7. Create highlights video reels from your key speakers

Creating a highlights video of your event lets you use its content as short snippets and creates a powerful advertising tool for your following events. A more engaging video with narration, music, and graphics can be a great item to place on your video channel to let guests know what they missed out on, what your event looks like, and what to expect from your future events.

Short snippets from each event are also easily shared on social media. Grab a key talking point from each of your speakers sessions and turn that into a small 30sec shareable video for your social media and post-event emails. Powerful quotes, controversial statements, and fun, jokey asides all make for interesting and entertaining videos that you can use to promote your upcoming events and remind guests of the event they attended.

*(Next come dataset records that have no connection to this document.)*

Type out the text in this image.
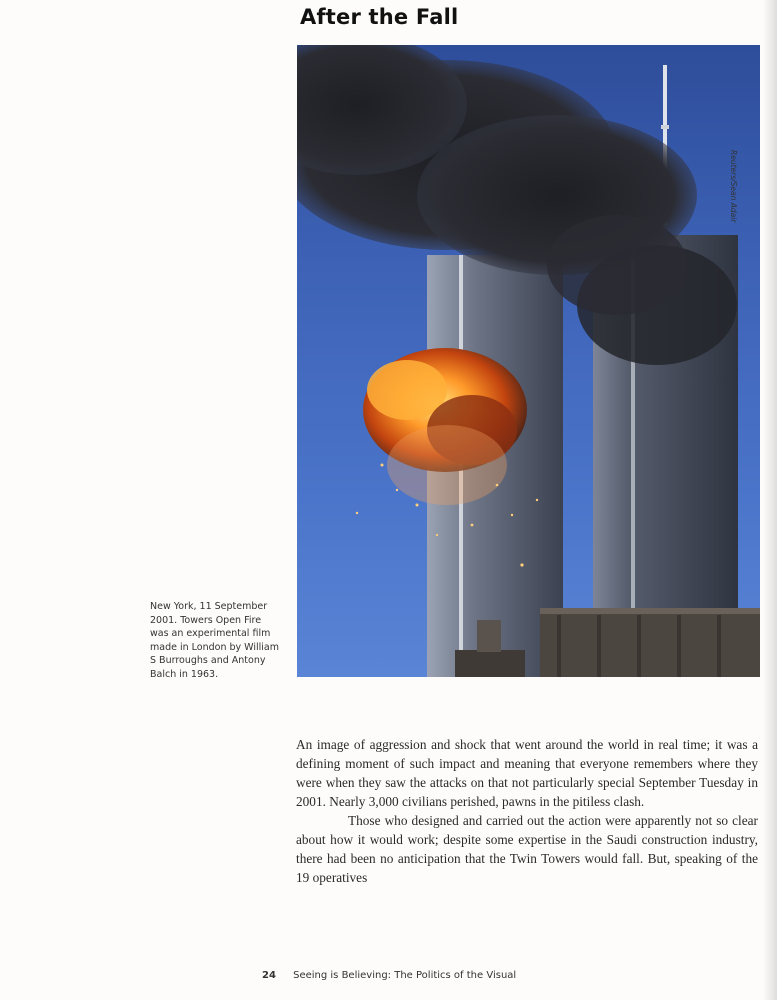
After the Fall
Reuters/Sean Adair
New York, 11 September 2001. Towers Open Fire was an experimental film made in London by William S Burroughs and Antony Balch in 1963.

An image of aggression and shock that went around the world in real time; it was a defining moment of such impact and meaning that everyone remembers where they were when they saw the attacks on that not particularly special September Tuesday in 2001. Nearly 3,000 civilians perished, pawns in the pitiless clash.

Those who designed and carried out the action were apparently not so clear about how it would work; despite some expertise in the Saudi construction industry, there had been no anticipation that the Twin Towers would fall. But, speaking of the 19 operatives

24 Seeing is Believing: The Politics of the Visual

8. Create a SlideShare presentation

SlideShare is a site dedicated to sharing slideshows and is part of the LinkedIn empire. It’s a great place to store and share your slide decks, as individual slides can be shared with your professional audience on LinkedIn.

From your event content, create a slide deck on a key topic, stream, or the results of your Q&As or polls. Your slide deck should be created in your normal presentation program (Google Slides, Powerpoint, Keynote). Then upload to the Slideshare site for another quality link to your content and an easily searchable place for your potential customers to find your information.

Now you’ve generated more value from your event

Just doing one of the above points will generate more eyeballs, interest, and value for your event. Work your way through all of them and you’ll have enough information to build a whole world around your event and build towards your next one. Good luck.